10. Start taking care of yourself. Imagine the ways in which you would care for a child or a tiny baby. You would make sure they got plenty of sleep, healthy food and were surrounded by a relatively low-stress environment. This baby would also receive tender love. You need to begin, ever so slowly, loving yourself tenderly. Then there is also time for exercise and time for fun. Now assign yourself the task of taking care of yourself as though you are the baby or child. How would your life be different from the way it is now? Begin to take care of yourself. This will be difficult in the beginning, but it will become increasingly easier. The first step might be that you simply consider the idea.

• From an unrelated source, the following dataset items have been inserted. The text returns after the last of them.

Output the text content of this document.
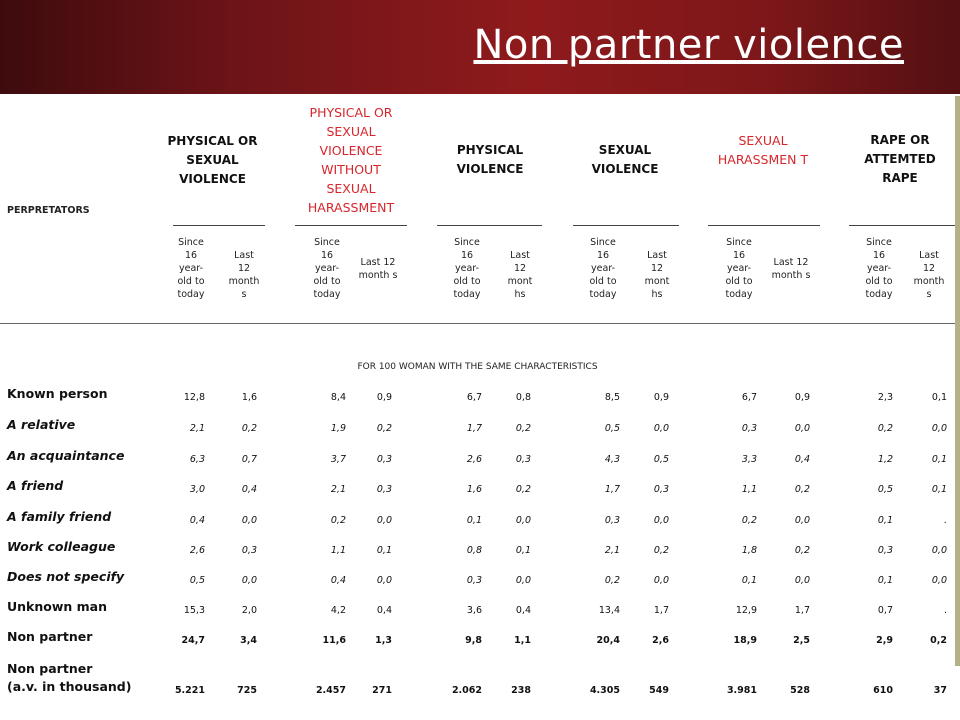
Non partner violence
PERPRETATORS
PHYSICAL OR SEXUAL VIOLENCE
PHYSICAL OR SEXUAL VIOLENCE WITHOUT SEXUAL HARASSMENT
PHYSICAL VIOLENCE
SEXUAL VIOLENCE
SEXUAL HARASSMEN T
RAPE OR ATTEMTED RAPE
Since 16 year-old to today
Last 12 month s
Since 16 year-old to today
Last 12 month s
Since 16 year-old to today
Last 12 mont hs
Since 16 year-old to today
Last 12 mont hs
Since 16 year-old to today
Last 12 month s
Since 16 year-old to today
Last 12 month s
FOR 100 WOMAN WITH THE SAME CHARACTERISTICS
Known person	12,8	1,6	8,4	0,9	6,7	0,8	8,5	0,9	6,7	0,9	2,3	0,1
A relative	2,1	0,2	1,9	0,2	1,7	0,2	0,5	0,0	0,3	0,0	0,2	0,0
An acquaintance	6,3	0,7	3,7	0,3	2,6	0,3	4,3	0,5	3,3	0,4	1,2	0,1
A friend	3,0	0,4	2,1	0,3	1,6	0,2	1,7	0,3	1,1	0,2	0,5	0,1
A family friend	0,4	0,0	0,2	0,0	0,1	0,0	0,3	0,0	0,2	0,0	0,1	.
Work colleague	2,6	0,3	1,1	0,1	0,8	0,1	2,1	0,2	1,8	0,2	0,3	0,0
Does not specify	0,5	0,0	0,4	0,0	0,3	0,0	0,2	0,0	0,1	0,0	0,1	0,0
Unknown man	15,3	2,0	4,2	0,4	3,6	0,4	13,4	1,7	12,9	1,7	0,7	.
Non partner	24,7	3,4	11,6	1,3	9,8	1,1	20,4	2,6	18,9	2,5	2,9	0,2
Non partner
(a.v. in thousand)	5.221	725	2.457	271	2.062	238	4.305	549	3.981	528	610	37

11. Find yourself! Think back to a time when you were happy. What where your interests? Rekindle that self by reconnecting with your interests and the things that make you feel happy. These things are sitting there waiting for you; they are calling your name. Finding yourself means discovering who you were meant to be. Realize that finding 'you' might not happen right away, and this may take time because there is likely a lifetime of discounting yourself. And this can be hard to change. Keeping this in mind, even small efforts will help and over time can create significant change.
12. Think about all the compliments that were given to you over the course of your life, perhaps from a teacher, a friend, a relative, all of which you likely discounted. Now is the time to think of them again. What positive, encouraging and complimentary things have people told you about yourself? Think about the recognition and accomplishments you have achieved in your life. Focus on these, write them down, think of them often and use them to override the negative self-talk that has dwelled within you for so long.
13. Think of the goals that you have set for yourself and accomplished, even small goals. This may be hard since you have spent so much of your time thinking of others and seeking the approval of others.
14. Realize that codependency has permeated almost every minute of your life, becoming a dark omniscient cloud that can feel inescapable, but you can escape. You are not alone; others have gone before you and have made huge strides. You can too!
Now is the time to focus on you! You have spent enough time focused on others. You have every right to care of yourself.
Codependant No More: How to Stop Controlling Other and Start Caring for Yourself by Melody Beattie is the quintessential read for those suffering from the hampful results of their codependent behavior. This is the book most often recommended by therapists to those with codependency issues. I have read the book and found it to be most helpful on my journey to heal from the ravages of my codependent behaviors and life choices.